Thursday 9 June 2011

Notes from Favelaland

Not my name, the name a friend who lives in Complexo do Alemao gave to what his home becomes in the hands of others. A kind of Disneyland for well-meaning foreigners, a place where fantasies and dreams (and nightmares) are played out. Where politicians arrive to have their photos taken with a child, never to be seen again. Where artists from other countries turn up to add something original and edgy to their portfolio.

I've never had such a stressful time working on something as the past week. As well as the pressure of trying to find and do justice to some sense of reality about the place (will post the story, and therefore enlighten you on the subject, once published), there is the difficult of even finding out the truth.

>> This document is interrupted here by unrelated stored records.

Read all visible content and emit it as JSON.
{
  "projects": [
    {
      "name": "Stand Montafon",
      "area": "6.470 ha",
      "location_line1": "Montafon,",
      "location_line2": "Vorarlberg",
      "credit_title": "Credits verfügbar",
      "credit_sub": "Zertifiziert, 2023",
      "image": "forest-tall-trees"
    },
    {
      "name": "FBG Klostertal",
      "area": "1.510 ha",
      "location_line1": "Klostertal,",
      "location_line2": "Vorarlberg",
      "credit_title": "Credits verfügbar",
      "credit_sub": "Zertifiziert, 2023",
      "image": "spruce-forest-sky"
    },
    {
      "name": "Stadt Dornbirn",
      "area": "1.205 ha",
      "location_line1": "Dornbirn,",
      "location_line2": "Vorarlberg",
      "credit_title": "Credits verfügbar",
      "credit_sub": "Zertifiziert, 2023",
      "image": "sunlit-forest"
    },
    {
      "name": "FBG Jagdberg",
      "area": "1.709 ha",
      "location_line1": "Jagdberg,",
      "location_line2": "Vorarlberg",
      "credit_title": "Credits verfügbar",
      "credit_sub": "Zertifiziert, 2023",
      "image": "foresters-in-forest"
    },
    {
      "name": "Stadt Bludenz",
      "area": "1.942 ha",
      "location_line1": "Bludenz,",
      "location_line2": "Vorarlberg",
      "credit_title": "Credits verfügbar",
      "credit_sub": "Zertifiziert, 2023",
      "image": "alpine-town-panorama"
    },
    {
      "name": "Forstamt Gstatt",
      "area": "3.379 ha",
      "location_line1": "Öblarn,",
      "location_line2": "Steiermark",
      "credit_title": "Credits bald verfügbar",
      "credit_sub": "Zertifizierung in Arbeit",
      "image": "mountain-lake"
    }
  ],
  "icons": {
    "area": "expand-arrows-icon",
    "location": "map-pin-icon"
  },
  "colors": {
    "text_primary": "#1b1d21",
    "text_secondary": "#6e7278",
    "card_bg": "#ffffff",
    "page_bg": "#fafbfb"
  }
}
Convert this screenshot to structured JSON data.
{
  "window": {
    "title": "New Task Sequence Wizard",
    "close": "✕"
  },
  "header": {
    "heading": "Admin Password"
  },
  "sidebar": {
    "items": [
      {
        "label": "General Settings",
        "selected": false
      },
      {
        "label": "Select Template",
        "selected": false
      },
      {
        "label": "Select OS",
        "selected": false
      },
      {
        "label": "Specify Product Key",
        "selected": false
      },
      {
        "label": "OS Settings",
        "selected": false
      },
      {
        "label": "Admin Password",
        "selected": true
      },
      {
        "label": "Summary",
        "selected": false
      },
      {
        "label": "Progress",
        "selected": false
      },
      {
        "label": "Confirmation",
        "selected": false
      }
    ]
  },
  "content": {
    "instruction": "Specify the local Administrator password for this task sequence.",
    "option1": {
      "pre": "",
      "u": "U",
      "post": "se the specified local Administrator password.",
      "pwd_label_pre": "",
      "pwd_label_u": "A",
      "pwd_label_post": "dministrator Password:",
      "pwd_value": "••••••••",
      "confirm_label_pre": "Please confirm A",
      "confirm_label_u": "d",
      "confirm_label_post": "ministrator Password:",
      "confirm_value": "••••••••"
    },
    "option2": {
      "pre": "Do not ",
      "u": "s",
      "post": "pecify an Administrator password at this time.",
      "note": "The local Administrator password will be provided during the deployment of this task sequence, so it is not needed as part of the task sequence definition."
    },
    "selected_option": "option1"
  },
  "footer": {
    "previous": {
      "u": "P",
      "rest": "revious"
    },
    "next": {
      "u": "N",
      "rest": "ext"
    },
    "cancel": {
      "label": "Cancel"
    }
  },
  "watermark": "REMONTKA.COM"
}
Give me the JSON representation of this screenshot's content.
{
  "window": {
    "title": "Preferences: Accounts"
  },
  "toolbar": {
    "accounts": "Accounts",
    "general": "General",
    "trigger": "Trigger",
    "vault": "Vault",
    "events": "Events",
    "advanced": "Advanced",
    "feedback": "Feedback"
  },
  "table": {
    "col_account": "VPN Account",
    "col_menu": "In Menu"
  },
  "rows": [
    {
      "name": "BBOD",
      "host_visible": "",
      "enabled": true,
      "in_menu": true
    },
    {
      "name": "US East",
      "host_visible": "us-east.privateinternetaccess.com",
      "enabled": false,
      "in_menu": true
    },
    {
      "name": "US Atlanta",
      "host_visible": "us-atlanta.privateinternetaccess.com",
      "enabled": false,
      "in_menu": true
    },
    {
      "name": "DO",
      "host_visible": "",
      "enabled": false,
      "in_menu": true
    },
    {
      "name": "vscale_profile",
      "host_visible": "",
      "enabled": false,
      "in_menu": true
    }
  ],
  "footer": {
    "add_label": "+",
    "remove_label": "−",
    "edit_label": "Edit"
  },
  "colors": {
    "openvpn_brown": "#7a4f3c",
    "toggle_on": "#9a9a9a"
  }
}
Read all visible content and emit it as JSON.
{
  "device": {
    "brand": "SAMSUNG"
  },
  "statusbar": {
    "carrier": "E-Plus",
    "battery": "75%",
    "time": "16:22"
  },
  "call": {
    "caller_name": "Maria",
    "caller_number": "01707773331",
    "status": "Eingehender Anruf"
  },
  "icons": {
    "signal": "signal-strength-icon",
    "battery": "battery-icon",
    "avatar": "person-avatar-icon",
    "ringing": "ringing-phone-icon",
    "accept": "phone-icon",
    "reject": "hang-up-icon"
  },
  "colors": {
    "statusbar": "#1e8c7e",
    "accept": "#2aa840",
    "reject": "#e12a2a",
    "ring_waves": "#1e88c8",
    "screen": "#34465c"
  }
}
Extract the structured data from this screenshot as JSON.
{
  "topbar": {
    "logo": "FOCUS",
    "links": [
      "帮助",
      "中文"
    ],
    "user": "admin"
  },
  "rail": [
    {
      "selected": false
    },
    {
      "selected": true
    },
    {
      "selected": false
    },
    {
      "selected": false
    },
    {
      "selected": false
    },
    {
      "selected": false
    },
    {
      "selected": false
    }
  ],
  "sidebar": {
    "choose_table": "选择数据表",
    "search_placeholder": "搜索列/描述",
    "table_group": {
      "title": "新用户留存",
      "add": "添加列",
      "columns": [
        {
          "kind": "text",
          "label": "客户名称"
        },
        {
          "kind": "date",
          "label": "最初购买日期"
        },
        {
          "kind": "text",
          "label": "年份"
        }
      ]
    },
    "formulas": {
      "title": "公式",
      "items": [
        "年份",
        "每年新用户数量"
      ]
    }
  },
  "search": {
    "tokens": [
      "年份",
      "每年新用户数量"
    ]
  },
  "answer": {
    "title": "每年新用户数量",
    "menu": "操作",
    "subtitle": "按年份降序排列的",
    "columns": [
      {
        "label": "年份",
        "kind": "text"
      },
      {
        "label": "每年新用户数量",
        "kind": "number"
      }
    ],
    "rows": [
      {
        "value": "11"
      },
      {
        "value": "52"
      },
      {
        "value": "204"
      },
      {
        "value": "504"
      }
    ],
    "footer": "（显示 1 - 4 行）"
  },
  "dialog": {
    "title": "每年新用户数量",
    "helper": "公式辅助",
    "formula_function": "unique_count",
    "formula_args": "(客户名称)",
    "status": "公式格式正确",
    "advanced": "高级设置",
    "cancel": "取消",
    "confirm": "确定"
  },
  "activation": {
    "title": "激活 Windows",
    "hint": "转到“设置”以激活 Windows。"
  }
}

Then someone accused me of not having the right to write about Brazil, since I'm not Brazilian. While that is a ridiculous argument, since it pretty much negates the existence of any foreign correspondent anywhere - not to mention free speech generally - it threw a light on a certain tension that exists. It is why, as a dear friend said to me afterwards, expats create "sad little huddles" rather than integrate.

I saw that Four Four Two this month is denouncing the death of Brazilian football, and I wondered if Brazilians do feel like the gringoes take over their voice for them, often making wild inaccuracies in the process. Of course, a certain type of person will always try to attack journalists in social situations. I always put it down to a mixture of envy and the kind of controlling personality that doesn't like anything being published which that person doesn't agree with personally.

That free speech thing, kind of sucks if you're a bit of a tyrant about your opinions. At the same time, it isn't the first time I've been faced with sentences like "you're not from the third world, you don't understand." It's the flipside of being called Blondie in the street. A bitterness and resentment which, to be fair, is rare in Brazilians who are generally pretty sociable and curious folks in my experience.

Anyway, somehow that was all about me, but it's difficult to write about these stories until they are published. It's kind of overwhelming to see the huge hope on the one side, and the suffering and violence on the other. How cynical can I be? How cynical do I have the right to be?

One thing is for sure, the next story is going to be about dogs, clowns or fit men. Light relief needed.